1 Surface Composition Analysis of a Degraded Copper Plate and Scrapings from The Inner Surface of An SRF Coupler Abstract: Andy T. Wu, K. Wilson, M. Wiseman, and I. Campisi Measurements have been undertaken to determine the composition of surface layer of a contaminated copper plate used in a superconducting radio frequency (SRF) coupler and chemical composition of scrapings from the inner surface of an SRF coupler employing a scanning electron microscope and an energy dispersive x-ray spectrometry.

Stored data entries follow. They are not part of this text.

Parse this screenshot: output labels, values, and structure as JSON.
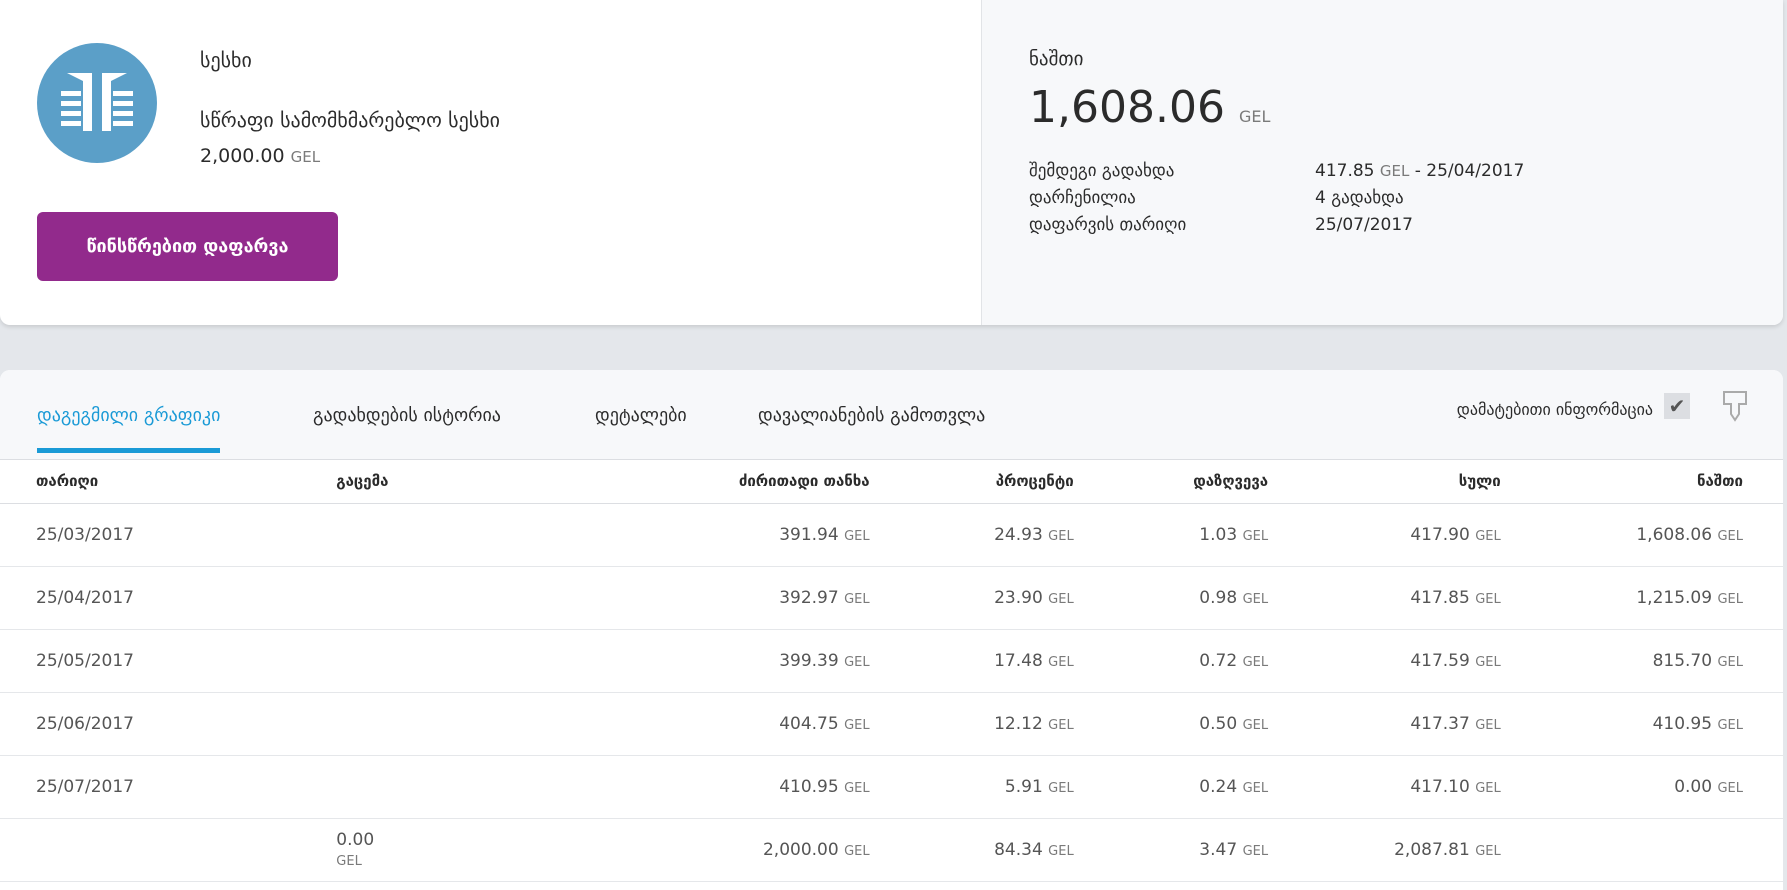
{
  "loan": {
    "type_label": "სესხი",
    "product": "სწრაფი სამომხმარებლო სესხი",
    "amount": "2,000.00",
    "currency": "GEL",
    "prepay_button": "წინსწრებით დაფარვა"
  },
  "balance": {
    "label": "ნაშთი",
    "amount": "1,608.06",
    "currency": "GEL",
    "next_payment_label": "შემდეგი გადახდა",
    "next_payment_amount": "417.85",
    "next_payment_currency": "GEL",
    "next_payment_date": "- 25/04/2017",
    "remaining_label": "დარჩენილია",
    "remaining_value": "4 გადახდა",
    "maturity_label": "დაფარვის თარიღი",
    "maturity_value": "25/07/2017"
  },
  "tabs": [
    {
      "label": "დაგეგმილი გრაფიკი"
    },
    {
      "label": "გადახდების ისტორია"
    },
    {
      "label": "დეტალები"
    },
    {
      "label": "დავალიანების გამოთვლა"
    }
  ],
  "extra_info_label": "დამატებითი ინფორმაცია",
  "table": {
    "headers": [
      "თარიღი",
      "გაცემა",
      "ძირითადი თანხა",
      "პროცენტი",
      "დაზღვევა",
      "სული",
      "ნაშთი"
    ],
    "currency": "GEL",
    "rows": [
      [
        "25/03/2017",
        "",
        "391.94",
        "24.93",
        "1.03",
        "417.90",
        "1,608.06"
      ],
      [
        "25/04/2017",
        "",
        "392.97",
        "23.90",
        "0.98",
        "417.85",
        "1,215.09"
      ],
      [
        "25/05/2017",
        "",
        "399.39",
        "17.48",
        "0.72",
        "417.59",
        "815.70"
      ],
      [
        "25/06/2017",
        "",
        "404.75",
        "12.12",
        "0.50",
        "417.37",
        "410.95"
      ],
      [
        "25/07/2017",
        "",
        "410.95",
        "5.91",
        "0.24",
        "417.10",
        "0.00"
      ]
    ],
    "totals": [
      "",
      "0.00",
      "2,000.00",
      "84.34",
      "3.47",
      "2,087.81",
      ""
    ]
  }
}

It is found that one surface of the copper plate is seriously degraded with typical composition of oxygen, sulfur, and copper presumably in the forms of CuO and CuSO 4. The other surface has typical composition of oxygen and copper in the form of CuO with small areas of almost pure copper covered by a surface layer of oxide with a thickness less than a few micrometers. For the scrapings, they can be mainly divided into two types. One is Cu with CuO surface cover. The other is presumably a mixture of stainless steel and Cu and CuO and CuSO 4. By using some suitable pickling technique, the degraded layer on the surfaces of the copper plate can be removed, at least on the less degraded side. It is suggested that the environment for processing SRF couples may need to be controlled in order to make good SRF couplers.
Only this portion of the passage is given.